Showing posts with label ingurgitate. Show all posts
Showing posts with label ingurgitate. Show all posts

Wednesday, September 1, 2010

Ingurgitate - Bleeding His Sacred Kingship (2005)

Because killing us all in the previous year wasn't enough for the Texans Ingurgitate, they decided they would exhume our now rested corpses, prop them up into some semblance of normal existence, and then brutally slaughter us all once more, this time with an even more densely focused narrative of uncomfortable brutality which excels in brickhouse pit rhythms far more than its predecessor, the loathsome lasso of Blackest Origins. The stops have been pulled out, the chainsaw taken off its hook in the shed and the targeted towards once more towards the constructive destruction of Christian imagery. I can only imagine the level of wanton confession this band would require to compensate for such an act as Bleeding His Sacred Kingship, but I don't really think they care. Better to rule in Hell, after all, right, pardner?

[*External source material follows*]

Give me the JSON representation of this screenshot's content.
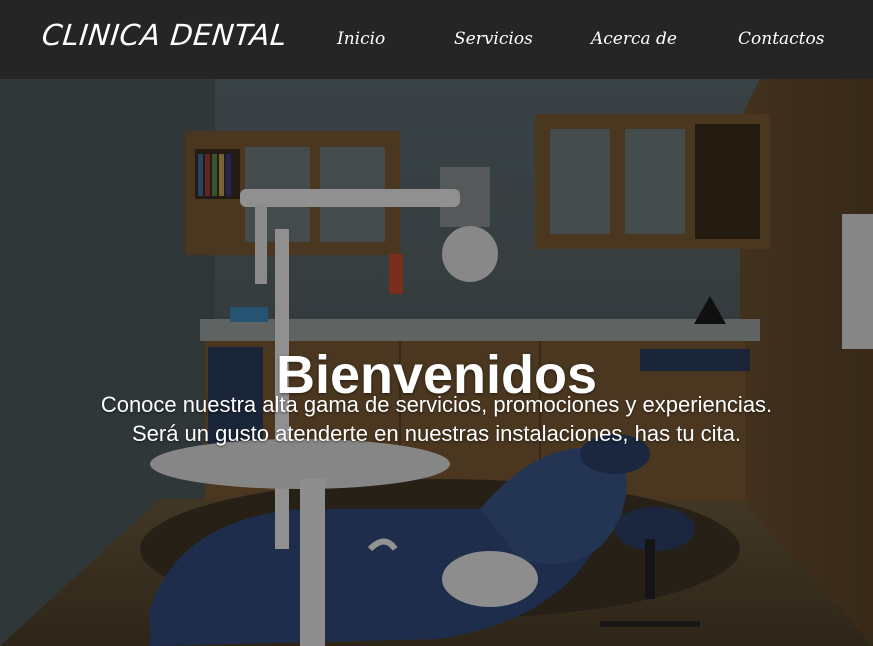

From the minute "I Have Created" issues forth from your speakers, those very same audio heralds will hate your guts, because Ingurgitate is so deep and disgusting here that they will rattle your rig apart at the very metallic and plastic seams. Truly, this is about as unfriendly as an album can get, with thick bass lines and darkened guitar tones that surge and thrust across the more brash performance of the drums. Like Devourment, the band can utter forth an ugly breakdown, but never dull, and I found the overall riffing skills superior as they rend and tear listener flesh like starving Satanic dire-buzzards. This album is even shorter than the debut, clocking in at a total of 22 minutes, but these are 22 minutes in which you will barely have time to break the surface of bloodied, shocked bodies as you drown in the viscera of "The Weight of Your Sins", "Whoreson" or the tense and tight "Twisting Prophetic Revelation".

The band rarely takes a break unless you're dealing with the shredded intro to "Only the Voiceless", or the haunting ambiance that alights "Consecration in Black Flames" or the bonus track "A Burial for the Exalted" (on the 2008 reissue through Ossuary Industries), but this is welcome, because Bleeding his Sacred Kingship is true to its sanguinary, blasphemous intentions, a slab of sheer entertainment that is so fun and energetic that it almost escapes any trace of criticism on those grounds alone. The riffs are better, the grooves better, and the sheer force of it will knock you out of your seat, and while the buck stops just below true greatness, after tossing the unfortunate rider, this is one of the finest individual death metal records I've heard out of Texas. Don't expect to lock horns with it and survive for long.

Verdict: Win [8/10] (condemned to pain)

http://www.myspace.com/ingurgitate

Ingurgitate - Blackest Origins (2004)

Texas has rapidly developed into the next 'Sweden', 'Poland' or 'Florida' in terms of its death metal scene, but fear thee not, this is not the type of community bound to produce world touring super star songwriters concerned with image and melody. No, the scene in Texas is downright fucking hostile, and Ingurgitate are just another band involving members of...well, other local death metal bands. Specifically, current and former conscripts of Infernal Dominion, Devourment, Viral Load, and Braced for Nails, a few of which are pretty damn fun in their own right. Judging by the intriguing occultism of the cover imagery, and welcome lack of gore and torture porn that adorn even some of the members' external works, I was not sure quite what to expect of the sound.

Perhaps I expected some Deicide or Morbid Angel worship, but while these are present to some degree as they are with all such acts, Ingurgitate are more in line with the ripping Midwest brutality of a Lividity, or their fellow Texan bands. While not as stomping or slamming as, say a Devourment, they've otherwise got that same devotion to sheer guttural force and highly percussive riffing, which makes sense, since this debut is largely the work of one Chris Hutto (who was also in that band). The drum rhythms are intense, riotous walls of double bass engorged upon the deeply chugged vortex of mutes, sometimes winding off into streams of clinical grief "("Disavow Christian Ignorance" or "Archaic Persecution of Allegiance to Jesus Christ"), but also throwing the listener for a loop or two, like the pummeling open notes ground up late in "Enthralled by Christian Reverence" or the melodic spawn point located deep within the crypts of "Scathing Tractarianism Immortalizing the Beheading Christ".

The summary execution of both Holy Spirit and Samaritan found in this band's titles and lyrics is probably not going to appeal to the average churchgoer, but for anyone who desires a mindless slug fest behind the local mortuary, come and gone in about 25 minutes of explosive rectal sacrilege, Blackest Origins might just have enough meat and muscle to sate that killer within for just a few more days. This is not a band long on riffs, but the primal violence created through the guitars and deep logistics of the hammering throat-work should ensure a satisfactory level of damage and discourse for any who would keep his or her expectations realistic for something arriving in this particular crop of bands. This is hardly a death metal classic, but it functions with its perturbed imagery as it grinds the image of falsified human iconography into fertilizer.